“‘When I kept silence my bones waxed old. Day and night Thy hand was heavy upon me.

“‘Mine iniquities are gone over my head, as a heavy burden they are too heavy for me. I am troubled. I am bowed down greatly. My sorrow is continually before me. I will declare my iniquity. I will be sorry for my sin. Forsake me not, O Lord! Make haste to help me, O Lord, my salvation!’”

All heads were bowed. From the corner where the women sat together came the sound of suppressed sobbing.

The minister went back to his place, and folding his hands above the coffin, said:

“Let us pray.”

When the prayer was ended, the coffin was closed, and, followed by the entire assemblage, was borne to the place prepared for it.

The day was mild. A dense, soft snow was falling, through which the figures of men and women moved with phantasmal noiselessness. Dixon walked foremost by the side of the clergyman. When all was over, he raised his eyes from the icy clods of the new-made grave. The venerable man stood silent at its foot. Otherwise he was alone.

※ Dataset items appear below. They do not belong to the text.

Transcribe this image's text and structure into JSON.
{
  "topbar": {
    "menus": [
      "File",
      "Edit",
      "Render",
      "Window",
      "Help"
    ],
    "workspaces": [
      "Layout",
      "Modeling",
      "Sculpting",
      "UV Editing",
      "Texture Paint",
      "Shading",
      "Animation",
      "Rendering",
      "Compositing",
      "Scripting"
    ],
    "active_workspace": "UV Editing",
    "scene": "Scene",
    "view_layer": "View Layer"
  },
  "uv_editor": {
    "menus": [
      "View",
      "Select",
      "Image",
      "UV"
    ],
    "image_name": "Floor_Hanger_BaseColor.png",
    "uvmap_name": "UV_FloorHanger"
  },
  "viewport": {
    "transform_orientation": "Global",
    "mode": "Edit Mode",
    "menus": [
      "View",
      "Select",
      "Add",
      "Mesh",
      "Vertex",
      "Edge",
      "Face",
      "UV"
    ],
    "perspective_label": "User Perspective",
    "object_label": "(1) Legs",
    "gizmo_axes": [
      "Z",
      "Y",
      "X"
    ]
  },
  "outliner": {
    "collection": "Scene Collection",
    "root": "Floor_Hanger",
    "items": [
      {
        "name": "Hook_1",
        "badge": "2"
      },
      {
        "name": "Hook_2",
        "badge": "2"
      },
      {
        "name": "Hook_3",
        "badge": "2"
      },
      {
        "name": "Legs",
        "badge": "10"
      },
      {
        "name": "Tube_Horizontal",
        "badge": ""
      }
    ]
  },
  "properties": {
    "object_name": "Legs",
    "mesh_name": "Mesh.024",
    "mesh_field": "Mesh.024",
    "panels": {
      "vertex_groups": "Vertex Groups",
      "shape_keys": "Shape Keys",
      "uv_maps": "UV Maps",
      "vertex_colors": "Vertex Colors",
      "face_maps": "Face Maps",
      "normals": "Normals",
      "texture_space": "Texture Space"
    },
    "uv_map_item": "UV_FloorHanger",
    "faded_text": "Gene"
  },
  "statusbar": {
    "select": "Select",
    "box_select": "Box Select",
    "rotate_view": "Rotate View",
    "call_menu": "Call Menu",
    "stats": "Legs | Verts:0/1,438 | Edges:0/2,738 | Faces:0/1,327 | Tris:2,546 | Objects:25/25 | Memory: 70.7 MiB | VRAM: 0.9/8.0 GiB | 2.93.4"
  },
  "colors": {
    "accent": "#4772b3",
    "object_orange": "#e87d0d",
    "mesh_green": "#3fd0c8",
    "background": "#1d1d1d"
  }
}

At the door of his cottage, the old man, too, left him, with a strong, long hand-pressure. He stood for some time before the door. The air was thick with the great flakes of snow, the footprints beneath the window and across the frozen field were already hidden from sight, but he knew that they were there, and always would be.

At last, very slowly and heavily, he turned and went into the house. It was cold and silent. The door of the front room stood open, and the chairs were as the people had left them. He went into the room and tried to restore things to their customary appearance. With a visible shudder he crossed the middle of the room where the coffin had stood, and threw open the windows. Then he went out, closing the door carefully. In the passage he listened a moment, but it was still silent. He knew that the child had been sent to a neighbor’s, and that he should find his wife in her own room.

He found her sitting by the window. She did not move as he entered, and he stood near her for some moments waiting vainly for some sign that she was aware of his presence. Then he spoke her name.